Tedlîs: Hadisi gerçekte bulunduğu dereceden daha üstün bir mertebede olduğunu vehmettirecek bir senedle nakletmektir.

Tedlîs iki kısımdır: İsnaddaki tedlîs ve şuyûh Tedlîsi

1) İsnaddaki Tedlîs: Kişinin, karşılaştığı kimselerden duymadığı bir sözü yahut yaptığını görmediği bir fiili o sözü duyduğunu ya da (o fiili) gördüğünü vehmettirecek şekilde rivayet etmesidir. Mesela dedi, yaptı, ya da filandan filan dedi yahut yaptı ve buna benzer ifadeler kullanması.

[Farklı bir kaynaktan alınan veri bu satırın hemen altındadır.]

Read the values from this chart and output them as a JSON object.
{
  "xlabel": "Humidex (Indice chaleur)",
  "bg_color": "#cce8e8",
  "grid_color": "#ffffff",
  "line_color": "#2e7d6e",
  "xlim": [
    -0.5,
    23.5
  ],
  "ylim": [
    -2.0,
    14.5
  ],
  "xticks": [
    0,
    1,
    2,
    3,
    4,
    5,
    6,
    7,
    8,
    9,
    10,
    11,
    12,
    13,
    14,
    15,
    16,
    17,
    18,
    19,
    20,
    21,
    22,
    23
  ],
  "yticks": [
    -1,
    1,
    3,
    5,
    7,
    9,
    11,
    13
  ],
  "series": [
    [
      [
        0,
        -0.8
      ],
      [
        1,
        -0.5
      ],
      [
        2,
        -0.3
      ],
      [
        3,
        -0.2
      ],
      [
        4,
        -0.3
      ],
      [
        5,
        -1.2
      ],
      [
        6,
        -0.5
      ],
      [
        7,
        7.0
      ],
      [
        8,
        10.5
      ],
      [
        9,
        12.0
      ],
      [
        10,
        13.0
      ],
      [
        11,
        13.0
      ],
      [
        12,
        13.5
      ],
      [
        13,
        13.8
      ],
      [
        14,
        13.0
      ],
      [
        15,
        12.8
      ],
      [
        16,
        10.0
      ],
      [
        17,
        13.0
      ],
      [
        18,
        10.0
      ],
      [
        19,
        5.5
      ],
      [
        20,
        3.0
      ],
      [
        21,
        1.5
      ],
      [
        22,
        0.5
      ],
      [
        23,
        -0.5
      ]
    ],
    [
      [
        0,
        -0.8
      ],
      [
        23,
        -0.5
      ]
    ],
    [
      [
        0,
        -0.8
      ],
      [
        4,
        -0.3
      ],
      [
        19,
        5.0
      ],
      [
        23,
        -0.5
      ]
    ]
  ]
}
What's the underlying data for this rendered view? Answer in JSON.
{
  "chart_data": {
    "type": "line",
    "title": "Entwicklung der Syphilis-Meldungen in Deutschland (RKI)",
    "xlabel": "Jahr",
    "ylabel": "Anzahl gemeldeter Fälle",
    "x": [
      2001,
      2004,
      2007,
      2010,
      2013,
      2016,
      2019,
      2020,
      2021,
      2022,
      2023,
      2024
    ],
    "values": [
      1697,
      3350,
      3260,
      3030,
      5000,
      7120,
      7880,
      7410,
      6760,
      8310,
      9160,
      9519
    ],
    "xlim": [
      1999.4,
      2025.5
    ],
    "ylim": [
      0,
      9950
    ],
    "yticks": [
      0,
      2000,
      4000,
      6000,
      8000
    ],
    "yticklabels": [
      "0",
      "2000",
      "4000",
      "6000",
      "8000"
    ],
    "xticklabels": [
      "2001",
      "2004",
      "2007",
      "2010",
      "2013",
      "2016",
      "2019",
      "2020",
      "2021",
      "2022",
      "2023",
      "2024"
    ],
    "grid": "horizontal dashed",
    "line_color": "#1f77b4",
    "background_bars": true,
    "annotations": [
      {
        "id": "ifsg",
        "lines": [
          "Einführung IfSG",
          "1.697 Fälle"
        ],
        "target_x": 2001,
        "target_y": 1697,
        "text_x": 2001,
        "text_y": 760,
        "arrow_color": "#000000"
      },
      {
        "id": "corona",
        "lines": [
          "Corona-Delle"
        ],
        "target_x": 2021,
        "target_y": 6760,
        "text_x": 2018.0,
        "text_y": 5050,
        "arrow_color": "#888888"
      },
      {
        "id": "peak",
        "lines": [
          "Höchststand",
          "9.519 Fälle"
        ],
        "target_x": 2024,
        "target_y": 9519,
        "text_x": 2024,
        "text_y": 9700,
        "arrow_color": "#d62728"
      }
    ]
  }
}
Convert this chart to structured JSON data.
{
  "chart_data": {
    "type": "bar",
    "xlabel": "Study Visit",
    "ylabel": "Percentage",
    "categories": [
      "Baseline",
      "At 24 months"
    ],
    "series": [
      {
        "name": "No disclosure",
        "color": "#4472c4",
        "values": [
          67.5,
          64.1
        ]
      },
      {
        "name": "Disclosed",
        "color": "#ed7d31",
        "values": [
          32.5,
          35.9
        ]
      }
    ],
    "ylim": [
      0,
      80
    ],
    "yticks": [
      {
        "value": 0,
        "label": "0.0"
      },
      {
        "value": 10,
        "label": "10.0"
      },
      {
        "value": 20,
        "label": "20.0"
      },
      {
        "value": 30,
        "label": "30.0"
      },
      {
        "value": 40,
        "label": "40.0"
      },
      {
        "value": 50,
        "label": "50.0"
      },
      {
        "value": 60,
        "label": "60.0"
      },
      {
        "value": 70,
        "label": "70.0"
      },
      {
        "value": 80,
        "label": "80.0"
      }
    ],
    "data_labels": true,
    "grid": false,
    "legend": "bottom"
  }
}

2) Şuyûh Tedlîsi: Rivayeti naklederek şeyhini (kendisinden hadis aldığı hocasını) meşhur olduğu nitelikten bir başkası ile zikretmesi ve böylelikle onun bir başka ravi olduğu izlenimini vermesidir. Bunu da ya kendisinden yaşça daha küçük olmasından ötürü böyle yapar ve bunu kendisinden daha aşağı mertebede bulunandan rivayet ettiğinin açığa çıkmasını istemez. Yahutta insanların hocalarının fazla olduğunu sanması için ya da başka maksatlarla yapar.

Tedlîs yapanlar pek çoktur. Aralarında zayıf raviler de, sika raviler de vardır. Hasan-ı Basri, Humeyd et-Tavîl, Süleyman b. Mehran, el-A’meş, Muhammed b. İshak, el-Velid b. Muslim gibi. Hadis hafızları tedlîs yapanları beş mertebeye ayırmışlardır:

1- Tedlîs yaptığı ancak nadiren görülenler Yahya b. Saîd gibi.

2- Hadis imamlarının Tedlîs yapmasını muhtemel görmekle birlikte, imamlığı ve yaptığı rivayetlere göre tedlîsinin azlığı dolayısıyla sahihlerde rivayetleri nakledilenler. Süfyan es-Sevrî gibi; yahutta ancak sika bir raviden tedlîs yapanlar; Süfyan b. Uyeyne gibi.

3- Ebu Zübeyr el-Mekkî gibi sikalara bağlı kalmaksızın (herkesten) çokça Tedlîs yapanlar.

4- Çoğunlukla zayıf ve meçhul ravilerin rivayetlerini Tedlîs yaparak nakledenler. Bakiyye b. el-Velid gibi.

5- Bir başka sebep dolayısıyla da zayıf ravi kabul edilenler. Abdullah b. Lehîa gibi.

Müdellisin naklettiği hadis makbul değildir. Ancak kendisi sika bir ravi olur ve kendisinden rivayet naklettiği kimseden doğrudan hadisi aldığını açıkça ifade ederse müstesnâ. Bu durumda mesela, şöyle der: Filanı şöyle derken dinledim, yahut şöyle yaparken gördüm yahut bana anlattı (haddesenî) ve buna benzer bir ifade kullanmalıdır.

Fakat Buhârî ve Muslim'in Sahih'inde Tedlîs yapan sika ravilerden Tedlîs sigası ile gelen rivayetler makbuldür. Çünkü imamlar bu iki kitapta nakledilen rivayetleri herhangi bir ayırım sözkonusu olmadan kabul ile karşılamışlardır.